Pemerintah Kota Kyoto tengah mempertimbangkan kebijakan berani untuk menaikkan tarif bus umum bagi wisatawan hingga dua kali lipat dibandingkan tarif untuk penduduk lokal. Langkah yang direncanakan mulai berlaku pada tahun fiskal 2027 ini diambil sebagai respons atas masalah kelebihan pariwisata atau overtourism yang mulai membebani kota bersejarah di wilayah barat Jepang tersebut. Jika rencana ini terwujud, Kyoto akan menjadi kota pertama di Jepang yang menerapkan sistem harga bertingkat yang memberikan keistimewaan bagi warga setempat.
Dalam skema tersebut, pemerintah kota berencana menaikkan tarif bus bagi pengunjung dari luar kota menjadi antara 350 hingga 400 yen.
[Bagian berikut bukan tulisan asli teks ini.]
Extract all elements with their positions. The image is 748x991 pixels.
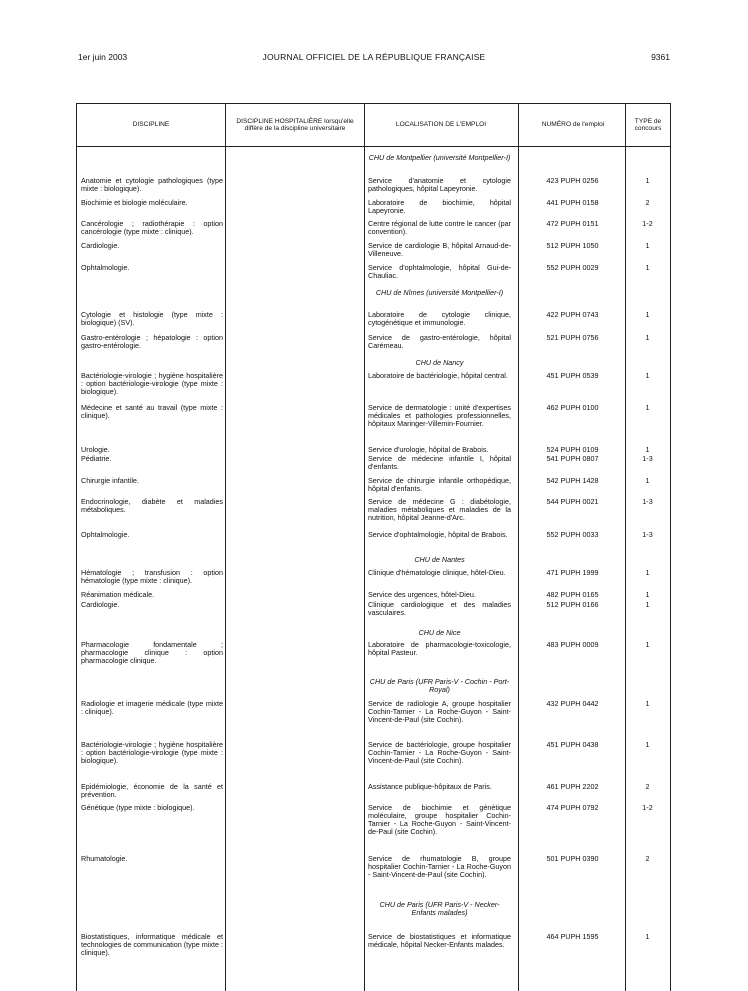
number-cell: 524 PUPH 0109 bbox=[546, 445, 599, 454]
location-cell: Service de radiologie A, groupe hospitalier Cochin-Tarnier - La Roche-Guyon - Saint-Vincent-de-Paul (site Cochin). bbox=[368, 699, 511, 725]
number-cell: 542 PUPH 1428 bbox=[546, 476, 599, 485]
discipline-cell: Hématologie ; transfusion : option hématologie (type mixte : clinique). bbox=[81, 568, 223, 586]
type-cell: 1-3 bbox=[642, 454, 653, 463]
number-cell: 541 PUPH 0807 bbox=[546, 454, 599, 463]
type-cell: 1 bbox=[645, 932, 650, 941]
type-cell: 2 bbox=[645, 854, 650, 863]
number-cell: 544 PUPH 0021 bbox=[546, 497, 599, 506]
discipline-cell: Anatomie et cytologie pathologiques (type mixte : biologique). bbox=[81, 176, 223, 194]
type-cell: 1 bbox=[645, 263, 650, 272]
location-cell: Clinique cardiologique et des maladies vasculaires. bbox=[368, 600, 511, 618]
location-cell: Service de rhumatologie B, groupe hospitalier Cochin-Tarnier - La Roche-Guyon - Saint-Vincent-de-Paul (site Cochin). bbox=[368, 854, 511, 880]
column-divider bbox=[225, 104, 226, 991]
location-cell: Laboratoire de biochimie, hôpital Lapeyronie. bbox=[368, 198, 511, 216]
discipline-cell: Pharmacologie fondamentale ; pharmacologie clinique : option pharmacologie clinique. bbox=[81, 640, 223, 666]
type-cell: 1 bbox=[645, 568, 650, 577]
number-cell: 441 PUPH 0158 bbox=[546, 198, 599, 207]
type-cell: 1 bbox=[645, 476, 650, 485]
header-location: LOCALISATION DE L'EMPLOI bbox=[395, 121, 487, 129]
location-cell: Service de biochimie et génétique moléculaire, groupe hospitalier Cochin-Tarnier - La Roche-Guyon - Saint-Vincent-de-Paul (site Cochin). bbox=[368, 803, 511, 837]
location-cell: Clinique d'hématologie clinique, hôtel-Dieu. bbox=[368, 568, 506, 577]
location-cell: Service d'ophtalmologie, hôpital Gui-de-Chauliac. bbox=[368, 263, 511, 281]
issue-date: 1er juin 2003 bbox=[78, 52, 128, 62]
location-cell: Service d'urologie, hôpital de Brabois. bbox=[368, 445, 489, 454]
number-cell: 461 PUPH 2202 bbox=[546, 782, 599, 791]
discipline-cell: Epidémiologie, économie de la santé et prévention. bbox=[81, 782, 223, 800]
number-cell: 482 PUPH 0165 bbox=[546, 590, 599, 599]
chu-heading: CHU de Nice bbox=[418, 628, 461, 637]
discipline-cell: Cardiologie. bbox=[81, 600, 120, 609]
location-cell: Service de biostatistiques et informatique médicale, hôpital Necker-Enfants malades. bbox=[368, 932, 511, 950]
discipline-cell: Biochimie et biologie moléculaire. bbox=[81, 198, 188, 207]
discipline-cell: Cytologie et histologie (type mixte : biologique) (SV). bbox=[81, 310, 223, 328]
type-cell: 1-3 bbox=[642, 530, 653, 539]
number-cell: 512 PUPH 0166 bbox=[546, 600, 599, 609]
page-number: 9361 bbox=[651, 52, 670, 62]
location-cell: Service des urgences, hôtel-Dieu. bbox=[368, 590, 476, 599]
discipline-cell: Urologie. bbox=[81, 445, 110, 454]
chu-heading: CHU de Paris (UFR Paris-V - Necker-Enfants malades) bbox=[379, 900, 500, 918]
table-header bbox=[77, 104, 670, 147]
type-cell: 1 bbox=[645, 590, 650, 599]
page-header bbox=[0, 52, 748, 66]
chu-heading: CHU de Nantes bbox=[414, 555, 465, 564]
discipline-cell: Chirurgie infantile. bbox=[81, 476, 139, 485]
discipline-cell: Rhumatologie. bbox=[81, 854, 128, 863]
type-cell: 1-2 bbox=[642, 219, 653, 228]
type-cell: 1 bbox=[645, 600, 650, 609]
chu-heading: CHU de Nîmes (université Montpellier-I) bbox=[375, 288, 504, 297]
location-cell: Laboratoire de cytologie clinique, cytogénétique et immunologie. bbox=[368, 310, 511, 328]
number-cell: 423 PUPH 0256 bbox=[546, 176, 599, 185]
type-cell: 2 bbox=[645, 198, 650, 207]
location-cell: Service de dermatologie : unité d'expertises médicales et pathologies professionnelles, hôpitaux Maringer-Villemin-Fournier. bbox=[368, 403, 511, 429]
type-cell: 1 bbox=[645, 176, 650, 185]
type-cell: 1 bbox=[645, 403, 650, 412]
discipline-cell: Médecine et santé au travail (type mixte : clinique). bbox=[81, 403, 223, 421]
discipline-cell: Cardiologie. bbox=[81, 241, 120, 250]
location-cell: Service de cardiologie B, hôpital Arnaud-de-Villeneuve. bbox=[368, 241, 511, 259]
type-cell: 1 bbox=[645, 640, 650, 649]
type-cell: 1 bbox=[645, 241, 650, 250]
number-cell: 464 PUPH 1595 bbox=[546, 932, 599, 941]
location-cell: Service d'anatomie et cytologie pathologiques, hôpital Lapeyronie. bbox=[368, 176, 511, 194]
type-cell: 1 bbox=[645, 371, 650, 380]
number-cell: 451 PUPH 0539 bbox=[546, 371, 599, 380]
number-cell: 552 PUPH 0033 bbox=[546, 530, 599, 539]
type-cell: 1-2 bbox=[642, 803, 653, 812]
number-cell: 521 PUPH 0756 bbox=[546, 333, 599, 342]
journal-title: JOURNAL OFFICIEL DE LA RÉPUBLIQUE FRANÇAISE bbox=[262, 52, 486, 62]
discipline-cell: Biostatistiques, informatique médicale et technologies de communication (type mixte : clinique). bbox=[81, 932, 223, 958]
type-cell: 1 bbox=[645, 699, 650, 708]
location-cell: Centre régional de lutte contre le cancer (par convention). bbox=[368, 219, 511, 237]
discipline-cell: Radiologie et imagerie médicale (type mixte : clinique). bbox=[81, 699, 223, 717]
number-cell: 462 PUPH 0100 bbox=[546, 403, 599, 412]
discipline-cell: Bactériologie-virologie ; hygiène hospitalière : option bactériologie-virologie (type mixte : biologique). bbox=[81, 740, 223, 766]
type-cell: 1 bbox=[645, 445, 650, 454]
number-cell: 512 PUPH 1050 bbox=[546, 241, 599, 250]
header-discipline: DISCIPLINE bbox=[132, 121, 170, 129]
type-cell: 1 bbox=[645, 740, 650, 749]
location-cell: Laboratoire de bactériologie, hôpital central. bbox=[368, 371, 508, 380]
number-cell: 552 PUPH 0029 bbox=[546, 263, 599, 272]
number-cell: 483 PUPH 0009 bbox=[546, 640, 599, 649]
header-hospital-discipline: DISCIPLINE HOSPITALIÈRE lorsqu'elle diffère de la discipline universitaire bbox=[236, 117, 354, 132]
location-cell: Service de bactériologie, groupe hospitalier Cochin-Tarnier - La Roche-Guyon - Saint-Vincent-de-Paul (site Cochin). bbox=[368, 740, 511, 766]
chu-heading: CHU de Montpellier (université Montpellier-I) bbox=[368, 153, 511, 162]
header-number: NUMÉRO de l'emploi bbox=[541, 121, 605, 129]
type-cell: 1 bbox=[645, 310, 650, 319]
number-cell: 432 PUPH 0442 bbox=[546, 699, 599, 708]
location-cell: Service de chirurgie infantile orthopédique, hôpital d'enfants. bbox=[368, 476, 511, 494]
location-cell: Service de médecine G : diabétologie, maladies métaboliques et maladies de la nutrition, hôpital Jeanne-d'Arc. bbox=[368, 497, 511, 523]
location-cell: Service de médecine infantile I, hôpital d'enfants. bbox=[368, 454, 511, 472]
discipline-cell: Pédiatrie. bbox=[81, 454, 112, 463]
discipline-cell: Génétique (type mixte : biologique). bbox=[81, 803, 195, 812]
chu-heading: CHU de Paris (UFR Paris-V - Cochin - Port-Royal) bbox=[369, 677, 510, 695]
discipline-cell: Bactériologie-virologie ; hygiène hospitalière : option bactériologie-virologie (type mixte : biologique). bbox=[81, 371, 223, 397]
location-cell: Service d'ophtalmologie, hôpital de Brabois. bbox=[368, 530, 508, 539]
number-cell: 501 PUPH 0390 bbox=[546, 854, 599, 863]
discipline-cell: Gastro-entérologie ; hépatologie : option gastro-entérologie. bbox=[81, 333, 223, 351]
number-cell: 451 PUPH 0438 bbox=[546, 740, 599, 749]
type-cell: 2 bbox=[645, 782, 650, 791]
discipline-cell: Réanimation médicale. bbox=[81, 590, 155, 599]
discipline-cell: Ophtalmologie. bbox=[81, 530, 130, 539]
location-cell: Assistance publique-hôpitaux de Paris. bbox=[368, 782, 492, 791]
header-type: TYPE de concours bbox=[634, 117, 662, 132]
column-divider bbox=[518, 104, 519, 991]
location-cell: Service de gastro-entérologie, hôpital Carémeau. bbox=[368, 333, 511, 351]
discipline-cell: Endocrinologie, diabète et maladies métaboliques. bbox=[81, 497, 223, 515]
column-divider bbox=[364, 104, 365, 991]
chu-heading: CHU de Nancy bbox=[415, 358, 464, 367]
number-cell: 474 PUPH 0792 bbox=[546, 803, 599, 812]
type-cell: 1-3 bbox=[642, 497, 653, 506]
location-cell: Laboratoire de pharmacologie-toxicologie, hôpital Pasteur. bbox=[368, 640, 511, 658]
number-cell: 422 PUPH 0743 bbox=[546, 310, 599, 319]
discipline-cell: Ophtalmologie. bbox=[81, 263, 130, 272]
number-cell: 472 PUPH 0151 bbox=[546, 219, 599, 228]
discipline-cell: Cancérologie ; radiothérapie : option cancérologie (type mixte : clinique). bbox=[81, 219, 223, 237]
type-cell: 1 bbox=[645, 333, 650, 342]
positions-table bbox=[76, 103, 671, 991]
number-cell: 471 PUPH 1999 bbox=[546, 568, 599, 577]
Sebaliknya, tarif untuk penduduk lokal justru akan diturunkan dari harga saat ini 230 yen menjadi 200 yen saja. Kyoto, yang sangat dikenal dengan kuil-kuil kuno dan budaya tradisionalnya, berharap inisiatif ini dapat menciptakan keseimbangan yang lebih harmonis antara sektor pariwisata dan kualitas hidup warga lokal. Selain itu, kenaikan tarif tersebut juga mencerminkan tekanan inflasi dan meningkatnya biaya tenaga kerja di sektor transportasi.
Wali Kota Kyoto, Koji Matsui, menyampaikan bahwa meski beban biaya bagi turis akan meningkat, ia berharap kebijakan ini dapat dipahami sebagai langkah pelestarian lingkungan kota yang berkelanjutan. Untuk menjalankan sistem ini, pemerintah kota berencana menggunakan kartu transportasi IC yang terintegrasi dengan kartu identitas nasional “My Number” guna membedakan identitas penduduk lokal dan pendatang. Saat ini, pihak kota masih berdiskusi dengan kementerian terkait untuk memastikan bahwa perbedaan tarif ini tidak melanggar undang-undang transportasi jalan di Jepang mengenai larangan diskriminasi yang tidak adil. Selain itu, pengecualian juga tengah dipertimbangkan bagi mereka yang bukan penduduk Kyoto namun harus pulang-pergi ke kota tersebut untuk keperluan sekolah atau pekerjaan.